UN CUORE INSENSIBILE

In questo racconto si parla di due discepoli che hanno visto Gesù morto sulla croce e sono delusi. Non avevano ancora capito che Egli sarebbe risuscitato! E quando il Gesù risorto si avvicina e comincia a camminare con loro, non lo riconoscono.

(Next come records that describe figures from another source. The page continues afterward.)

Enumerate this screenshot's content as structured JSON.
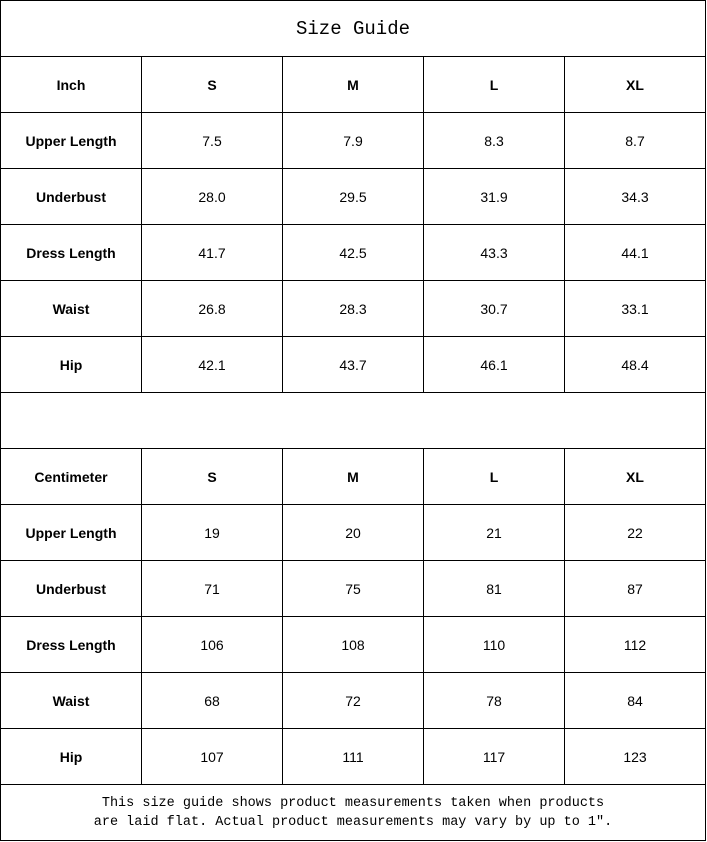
{
  "title": "Size Guide",
  "inch": {
    "unit": "Inch",
    "sizes": [
      "S",
      "M",
      "L",
      "XL"
    ],
    "rows": [
      {
        "label": "Upper Length",
        "values": [
          "7.5",
          "7.9",
          "8.3",
          "8.7"
        ]
      },
      {
        "label": "Underbust",
        "values": [
          "28.0",
          "29.5",
          "31.9",
          "34.3"
        ]
      },
      {
        "label": "Dress Length",
        "values": [
          "41.7",
          "42.5",
          "43.3",
          "44.1"
        ]
      },
      {
        "label": "Waist",
        "values": [
          "26.8",
          "28.3",
          "30.7",
          "33.1"
        ]
      },
      {
        "label": "Hip",
        "values": [
          "42.1",
          "43.7",
          "46.1",
          "48.4"
        ]
      }
    ]
  },
  "cm": {
    "unit": "Centimeter",
    "sizes": [
      "S",
      "M",
      "L",
      "XL"
    ],
    "rows": [
      {
        "label": "Upper Length",
        "values": [
          "19",
          "20",
          "21",
          "22"
        ]
      },
      {
        "label": "Underbust",
        "values": [
          "71",
          "75",
          "81",
          "87"
        ]
      },
      {
        "label": "Dress Length",
        "values": [
          "106",
          "108",
          "110",
          "112"
        ]
      },
      {
        "label": "Waist",
        "values": [
          "68",
          "72",
          "78",
          "84"
        ]
      },
      {
        "label": "Hip",
        "values": [
          "107",
          "111",
          "117",
          "123"
        ]
      }
    ]
  },
  "footer": {
    "line1": "This size guide shows product measurements taken when products",
    "line2": "are laid flat. Actual product measurements may vary by up to 1″."
  }
}
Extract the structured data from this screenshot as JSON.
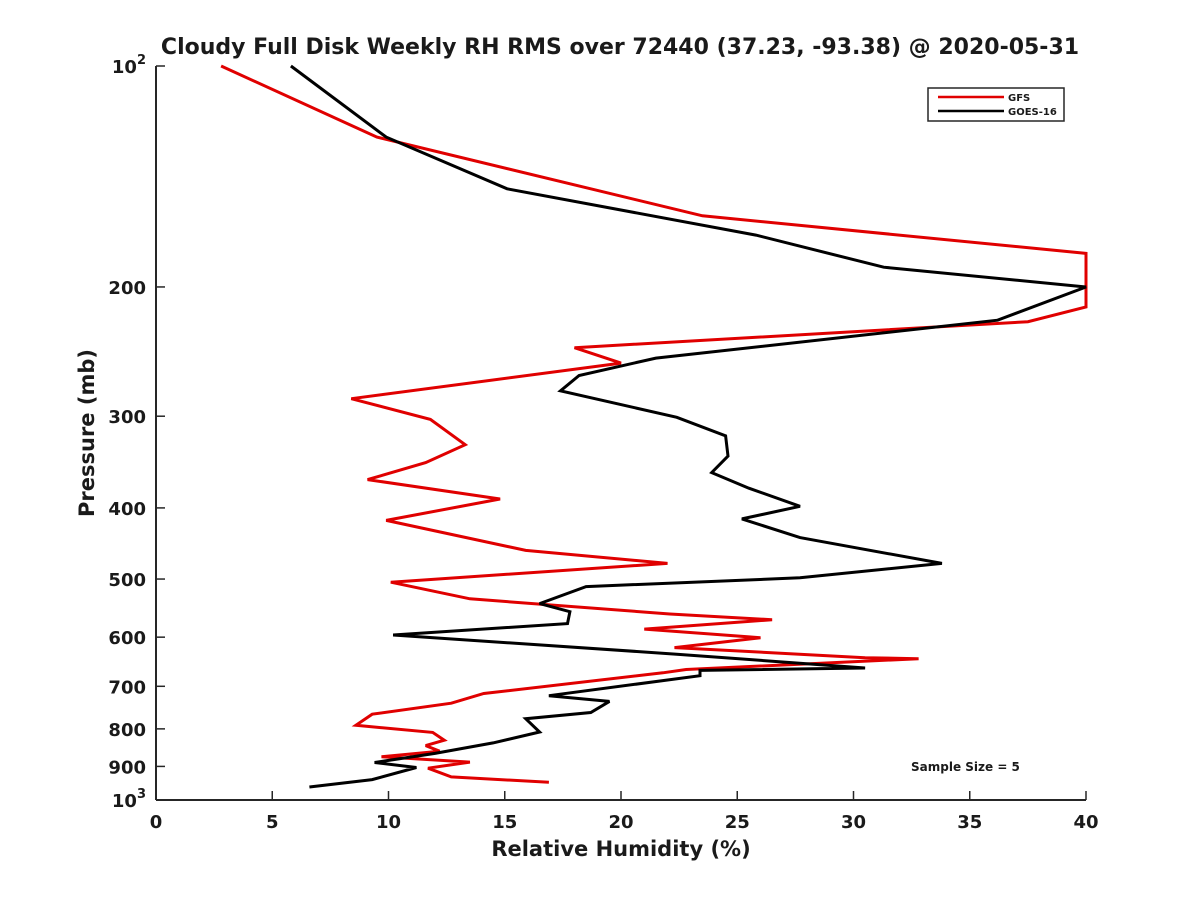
{
  "chart_data": {
    "type": "line",
    "title": "Cloudy Full Disk Weekly RH RMS over 72440 (37.23, -93.38) @ 2020-05-31",
    "xlabel": "Relative Humidity (%)",
    "ylabel": "Pressure (mb)",
    "xlim": [
      0,
      40
    ],
    "ylim": [
      100,
      1000
    ],
    "y_scale": "log",
    "y_reversed": true,
    "grid": false,
    "legend_position": "top-right",
    "x_ticks": [
      "0",
      "5",
      "10",
      "15",
      "20",
      "25",
      "30",
      "35",
      "40"
    ],
    "y_ticks": [
      {
        "value": 100,
        "base": "10",
        "exp": "2"
      },
      {
        "value": 200,
        "label": "200"
      },
      {
        "value": 300,
        "label": "300"
      },
      {
        "value": 400,
        "label": "400"
      },
      {
        "value": 500,
        "label": "500"
      },
      {
        "value": 600,
        "label": "600"
      },
      {
        "value": 700,
        "label": "700"
      },
      {
        "value": 800,
        "label": "800"
      },
      {
        "value": 900,
        "label": "900"
      },
      {
        "value": 1000,
        "base": "10",
        "exp": "3"
      }
    ],
    "annotation": "Sample Size = 5",
    "series": [
      {
        "name": "GFS",
        "color": "#e00000",
        "points": [
          [
            2.8,
            100
          ],
          [
            9.5,
            125
          ],
          [
            23.5,
            160
          ],
          [
            40,
            180
          ],
          [
            40,
            213
          ],
          [
            37.5,
            223
          ],
          [
            18,
            242
          ],
          [
            20,
            254
          ],
          [
            8.4,
            284
          ],
          [
            11.8,
            303
          ],
          [
            13.3,
            328
          ],
          [
            11.6,
            347
          ],
          [
            9.1,
            366
          ],
          [
            14.8,
            389
          ],
          [
            9.9,
            416
          ],
          [
            15.9,
            457
          ],
          [
            22.0,
            476
          ],
          [
            10.1,
            505
          ],
          [
            13.5,
            532
          ],
          [
            22.1,
            558
          ],
          [
            26.5,
            568
          ],
          [
            21.0,
            585
          ],
          [
            26.0,
            601
          ],
          [
            22.3,
            620
          ],
          [
            30.5,
            640
          ],
          [
            32.8,
            642
          ],
          [
            22.8,
            664
          ],
          [
            21.8,
            671
          ],
          [
            14.1,
            716
          ],
          [
            12.7,
            738
          ],
          [
            9.3,
            764
          ],
          [
            8.6,
            791
          ],
          [
            11.9,
            809
          ],
          [
            12.4,
            829
          ],
          [
            11.6,
            843
          ],
          [
            12.2,
            858
          ],
          [
            9.7,
            873
          ],
          [
            13.5,
            888
          ],
          [
            11.7,
            905
          ],
          [
            12.7,
            930
          ],
          [
            16.9,
            946
          ]
        ]
      },
      {
        "name": "GOES-16",
        "color": "#000000",
        "points": [
          [
            5.8,
            100
          ],
          [
            9.9,
            125
          ],
          [
            15.1,
            147
          ],
          [
            25.8,
            170
          ],
          [
            31.3,
            188
          ],
          [
            40,
            200
          ],
          [
            36.2,
            222
          ],
          [
            21.5,
            250
          ],
          [
            18.2,
            264
          ],
          [
            17.4,
            277
          ],
          [
            22.4,
            301
          ],
          [
            24.5,
            319
          ],
          [
            24.6,
            340
          ],
          [
            23.9,
            358
          ],
          [
            25.5,
            376
          ],
          [
            27.7,
            398
          ],
          [
            25.2,
            414
          ],
          [
            27.7,
            439
          ],
          [
            33.8,
            476
          ],
          [
            27.7,
            498
          ],
          [
            18.5,
            512
          ],
          [
            16.5,
            540
          ],
          [
            17.8,
            554
          ],
          [
            17.7,
            575
          ],
          [
            10.2,
            596
          ],
          [
            22.4,
            633
          ],
          [
            30.5,
            661
          ],
          [
            23.4,
            666
          ],
          [
            23.4,
            677
          ],
          [
            16.9,
            721
          ],
          [
            19.5,
            734
          ],
          [
            18.7,
            760
          ],
          [
            15.9,
            775
          ],
          [
            16.5,
            808
          ],
          [
            14.5,
            836
          ],
          [
            12.0,
            864
          ],
          [
            9.4,
            889
          ],
          [
            11.2,
            903
          ],
          [
            9.3,
            938
          ],
          [
            6.6,
            960
          ]
        ]
      }
    ]
  }
}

Manca in loro la fede nelle promesse che Gesù aveva fatto: "Dopo tre giorni risusciterò!" Anche noi a volte siamo come quei discepoli. Lo trattiamo come un estraneo. A volte apriamo la Bibbia, leggiamo, ma il nostro cuore rimane insensibile, la nostra fede è così piccola. Noi conosciamo la Sua voce, abbiamo sentito la Sua presenza, perché ci ha salvati, eppure anche se molto vicino diciamo: "Se sapessi dove trovarlo!". Dovremmo riconoscere Gesù perché abbiamo la Sua Parola che ci parla e Lo rivela al cuore, eppure non Lo scorgiamo. Se in questo momento il tuo cuore non riesce a sentirLo, sappi che è l'incredulità l'impedimento, come per i discepoli. Accostati al Signore con fede, semplicità e umiltà, credendo in Lui ed Egli opererà!